CAREFULLY INSTRUMENTED ANALYZER SETUP
Armed with an error latch that was set on when the byte transfer from the Arduino ended without having completed the read from the memory interface, plus a shadow of that latch properly transitioned across clock domains to the signals driven by the memory interface (ramclock is generated), I set up all the signals of the user interface with the memory module.
FOUND THE CASE THAT PRODUCED THE STALL
When the error latch went on and the shadow latch appeared a couple of cycles later, I immediately saw the condition that would clearly and obviously cause a stall. The user interface required that the app_en signal remain asserted while app_rdy is false otherwise the request would be lost. It must remain asserted until the clock cycle when both the enable signal and the ready signal are true. At that point it is accepted and we can drop the enable.
I saw that the app_rdy signal dropped to false, during a refresh cycle for the DRAM, at the same cycle when my logic asserted app_en. I then dropped app_en although the ready signal was still false. It appeared that if the ready signal was already false a cycle before I was to assert enable, I would handle it correctly and of course if the interface was ready when I was asserting it worked properly. The failure occurs if ready just happens to drop just as I prepare to assert enable.
This is very timing dependent and indeterministic to my logic, as the times when the memory interface would pursue refresh cycles was buried inaccessibly in the interface IP. Things had to align just right (or just wrong) to fail, something that happened often enough to fail during a 321 word transaction of reads but not so often that every read would fail. Exactly the kind of erratic situation I knew was the cause of the bad behavior.
DEFECT IN MY STATE MACHINE HANDLING OF MEMORY INTERFACE BUSY
My state machine for reading and writing memory would check the ready signal and if it were true, advance to a next state which asserted the enable signal for one cycle. This worked fine if ready were true during the whole process, and worked properly if ready was false during the testing, but if ready were to drop to false at the start of the next state, when I was raising enable, things would go wrong.
This is due to the change times of the various signals. Inputs to the state machine such as app_rdy which determined the next state to enter at the clock edge might change at that clock edge just as we moved to the next state.

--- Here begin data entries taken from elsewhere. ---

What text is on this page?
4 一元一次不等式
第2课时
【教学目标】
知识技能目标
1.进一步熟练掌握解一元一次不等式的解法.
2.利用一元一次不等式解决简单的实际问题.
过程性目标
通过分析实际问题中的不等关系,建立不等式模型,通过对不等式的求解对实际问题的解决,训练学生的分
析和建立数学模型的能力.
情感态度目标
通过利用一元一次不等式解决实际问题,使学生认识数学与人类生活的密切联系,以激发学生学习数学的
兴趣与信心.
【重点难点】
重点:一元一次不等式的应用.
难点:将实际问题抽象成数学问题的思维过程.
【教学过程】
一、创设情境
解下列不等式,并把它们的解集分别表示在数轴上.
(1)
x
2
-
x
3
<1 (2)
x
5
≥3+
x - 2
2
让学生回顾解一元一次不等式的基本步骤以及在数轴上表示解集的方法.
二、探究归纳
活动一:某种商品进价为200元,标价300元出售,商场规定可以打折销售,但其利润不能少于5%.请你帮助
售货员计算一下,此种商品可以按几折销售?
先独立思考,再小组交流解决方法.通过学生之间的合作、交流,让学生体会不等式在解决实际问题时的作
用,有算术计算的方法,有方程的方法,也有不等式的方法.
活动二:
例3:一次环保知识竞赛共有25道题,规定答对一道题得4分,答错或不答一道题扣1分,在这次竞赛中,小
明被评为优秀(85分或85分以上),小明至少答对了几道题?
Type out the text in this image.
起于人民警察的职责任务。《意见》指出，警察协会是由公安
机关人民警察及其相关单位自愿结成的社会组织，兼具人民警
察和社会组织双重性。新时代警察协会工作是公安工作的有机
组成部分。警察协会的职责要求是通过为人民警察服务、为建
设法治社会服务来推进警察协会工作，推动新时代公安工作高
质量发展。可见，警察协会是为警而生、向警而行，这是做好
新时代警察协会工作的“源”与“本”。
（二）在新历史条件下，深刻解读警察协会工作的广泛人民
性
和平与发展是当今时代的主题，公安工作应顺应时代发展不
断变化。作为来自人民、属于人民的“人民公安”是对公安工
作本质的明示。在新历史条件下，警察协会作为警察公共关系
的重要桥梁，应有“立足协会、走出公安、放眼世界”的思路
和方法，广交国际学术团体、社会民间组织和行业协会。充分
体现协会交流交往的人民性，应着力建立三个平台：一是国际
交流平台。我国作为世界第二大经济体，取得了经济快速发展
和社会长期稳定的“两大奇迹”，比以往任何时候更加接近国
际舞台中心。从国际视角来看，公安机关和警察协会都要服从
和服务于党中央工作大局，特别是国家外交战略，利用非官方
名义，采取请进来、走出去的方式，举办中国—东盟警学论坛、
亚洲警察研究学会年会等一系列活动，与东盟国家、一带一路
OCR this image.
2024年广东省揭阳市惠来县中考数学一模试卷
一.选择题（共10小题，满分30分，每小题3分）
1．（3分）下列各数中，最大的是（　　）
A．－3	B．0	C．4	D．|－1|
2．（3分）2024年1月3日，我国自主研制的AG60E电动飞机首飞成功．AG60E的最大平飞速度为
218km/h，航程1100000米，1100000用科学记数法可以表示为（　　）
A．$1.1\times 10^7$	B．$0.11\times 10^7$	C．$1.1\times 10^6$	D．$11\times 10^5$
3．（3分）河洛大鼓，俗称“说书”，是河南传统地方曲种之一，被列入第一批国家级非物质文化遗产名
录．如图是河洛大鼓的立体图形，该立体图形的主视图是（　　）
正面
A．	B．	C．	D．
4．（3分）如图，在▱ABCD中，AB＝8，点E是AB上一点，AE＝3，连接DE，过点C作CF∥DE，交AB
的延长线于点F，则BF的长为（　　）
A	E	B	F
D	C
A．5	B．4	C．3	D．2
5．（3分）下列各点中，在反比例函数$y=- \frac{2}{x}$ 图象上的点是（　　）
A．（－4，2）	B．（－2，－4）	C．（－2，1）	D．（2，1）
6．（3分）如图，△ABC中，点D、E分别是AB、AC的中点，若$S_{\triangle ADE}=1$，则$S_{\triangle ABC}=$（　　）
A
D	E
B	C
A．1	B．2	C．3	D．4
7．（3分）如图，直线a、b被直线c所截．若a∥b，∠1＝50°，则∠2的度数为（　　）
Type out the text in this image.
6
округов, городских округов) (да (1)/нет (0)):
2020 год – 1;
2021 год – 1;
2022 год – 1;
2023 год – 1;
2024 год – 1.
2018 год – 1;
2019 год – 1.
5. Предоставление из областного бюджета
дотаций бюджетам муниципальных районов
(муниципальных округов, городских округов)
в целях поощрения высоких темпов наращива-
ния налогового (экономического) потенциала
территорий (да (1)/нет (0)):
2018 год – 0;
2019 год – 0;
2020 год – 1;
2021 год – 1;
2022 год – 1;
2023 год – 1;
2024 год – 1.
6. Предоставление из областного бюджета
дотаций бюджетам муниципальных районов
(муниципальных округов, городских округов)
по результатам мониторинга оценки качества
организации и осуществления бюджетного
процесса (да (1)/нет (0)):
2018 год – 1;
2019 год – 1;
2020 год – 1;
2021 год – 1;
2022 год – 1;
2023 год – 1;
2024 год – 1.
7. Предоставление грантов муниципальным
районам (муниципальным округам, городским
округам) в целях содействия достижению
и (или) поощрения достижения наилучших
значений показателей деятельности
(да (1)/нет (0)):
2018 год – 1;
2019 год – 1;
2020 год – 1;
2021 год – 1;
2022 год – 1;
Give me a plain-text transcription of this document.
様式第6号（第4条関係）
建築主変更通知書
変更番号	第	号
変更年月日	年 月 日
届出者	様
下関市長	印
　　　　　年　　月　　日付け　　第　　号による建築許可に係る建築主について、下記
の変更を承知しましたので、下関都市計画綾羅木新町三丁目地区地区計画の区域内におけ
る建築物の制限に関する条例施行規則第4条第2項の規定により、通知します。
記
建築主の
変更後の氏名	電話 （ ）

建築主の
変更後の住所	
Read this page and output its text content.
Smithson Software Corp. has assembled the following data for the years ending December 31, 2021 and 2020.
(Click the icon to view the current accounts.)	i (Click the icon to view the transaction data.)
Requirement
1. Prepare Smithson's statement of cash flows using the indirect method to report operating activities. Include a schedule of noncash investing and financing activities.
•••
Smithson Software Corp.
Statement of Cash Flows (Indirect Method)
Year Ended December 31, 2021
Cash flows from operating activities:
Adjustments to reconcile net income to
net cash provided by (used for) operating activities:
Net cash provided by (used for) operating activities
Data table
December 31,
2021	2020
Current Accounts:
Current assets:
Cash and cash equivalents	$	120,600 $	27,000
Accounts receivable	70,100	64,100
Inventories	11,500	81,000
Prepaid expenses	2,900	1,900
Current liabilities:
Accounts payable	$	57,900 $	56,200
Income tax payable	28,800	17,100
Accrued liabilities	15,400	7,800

I should have tested the ready signal in the same cycle where I was asserting the enable signal. This was a stylistic approach which led to the error in handling the case where ready drops just as I asserted enable.
CORRECTION WAS EASY
I made changes to the state machine, such that it didn't raise the app_en (or app_wdf_en for writing) until a certain state where it checked to see if it needed to keep the enable high due to a false ready, or it could drop enable and move on to further states to complete the read or write operation.
QUICK TEST SHOWS THE STALL CONDITION HAS DISAPPEARED
I reran my testing and the error latch never went on. Further, the state machine didn't stall and returned to idle once the unload transaction was complete. Looking at the data returned, however, shows that this is still not operating correctly.